Liberty Matters

The Roman Senate in Perspective: Learning from Others

 
I reread Paulina Kewes’s original essay and I appreciate anew what she sought to do. The evidence of early modern views of the Roman Senate is equally well discussed in the responses by Michael Moses and Ioannis Evrigenis. Reading them all has been for me a humbling experience (I thought I knew this material, and the essays pointed to how much I still don’t know) and a reminder that the story of the Roman senate and how it was understood in early modern Europe are still worth retelling.
I didn’t know much about John Milton’s comparison, and I find the discussion by Moses quite a learning experience for me. Moses suggests why Milton turned to republican Rome and the idealized version of the Roman Senate as a way of preserving freedom in his own time.
I find Evrigenis’s “crucial lesson” quite enlightening. Again, the paper notes why the Roman Senate played a big role in appealing to later readers “trapped in far less impressive states.” The discussion of Bodin is equally important. The last paragraph of Evrigenis’s reflection is fitting and convincing. All in all, I find reading the essays a truly educational experience. Enriching.

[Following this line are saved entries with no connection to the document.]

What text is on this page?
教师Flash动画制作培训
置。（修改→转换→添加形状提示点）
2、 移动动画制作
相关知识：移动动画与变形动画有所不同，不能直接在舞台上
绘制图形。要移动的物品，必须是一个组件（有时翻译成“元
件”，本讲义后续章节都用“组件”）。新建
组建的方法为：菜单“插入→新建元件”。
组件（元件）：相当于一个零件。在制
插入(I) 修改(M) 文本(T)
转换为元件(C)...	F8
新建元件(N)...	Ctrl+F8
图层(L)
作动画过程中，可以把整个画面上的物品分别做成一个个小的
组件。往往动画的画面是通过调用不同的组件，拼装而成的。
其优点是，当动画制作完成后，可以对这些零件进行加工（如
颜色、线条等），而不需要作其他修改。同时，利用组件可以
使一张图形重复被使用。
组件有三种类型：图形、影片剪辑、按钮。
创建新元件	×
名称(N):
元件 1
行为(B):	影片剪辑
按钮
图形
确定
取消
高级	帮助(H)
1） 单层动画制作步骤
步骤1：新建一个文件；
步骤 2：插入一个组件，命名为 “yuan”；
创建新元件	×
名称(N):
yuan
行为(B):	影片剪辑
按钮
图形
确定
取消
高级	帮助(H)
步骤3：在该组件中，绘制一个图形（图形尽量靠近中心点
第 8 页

I ask myself, what can I do with this learning? How can I pass it on to others, in class and beyond? And for what compelling reason?
More specifically, the large question remains: what slices of history are worth examining today? How would we go about it, methodologically? If we find an interpretation meaningful, is it worth sharing with others? And what happens if others don’t accept it? All this to say that we need to confront the challenge of cognition. Two points in this regard.
The first comes from the introductory chapter of a work that Mark Sproule Jones, Barbara Allen, and I edited on Vincent Ostrom’s quest to understand human affairs (2008). We wrote about normative and empirical inquiries into systems of governance, how human communities struggle to devise and sustain productive relationships internally among their members and externally with other communities. Somehow I think the discussion on the Roman Senate is part of that inquiry, as a way of understanding the origins of institutions.
The second point. Reading the essays I was reminded of a point that Schumpeter made long ago and it may be worth recalling. He wrote about the social imagination of the observer before he starts on a particular topic. What is it that leads some, like Milton and Moses here, to focus on limiting power and others, like Evrigenis, on other topics, no less important, to be sure? In his history of economic analysis (1954) Schumpeter calls this “a pre-analytic cognitive act.” He labels this pre-analytic act “vision.” Visions, in Schumpeter’s view, precede the emergence of analytical efforts. Schumpeter may no longer be a popular read but I wonder if his ideas about pre-analytic cognitive acts are worth considering for the intellectual context of what we have read about the Roman Senate in the initial essay and subsequent additions.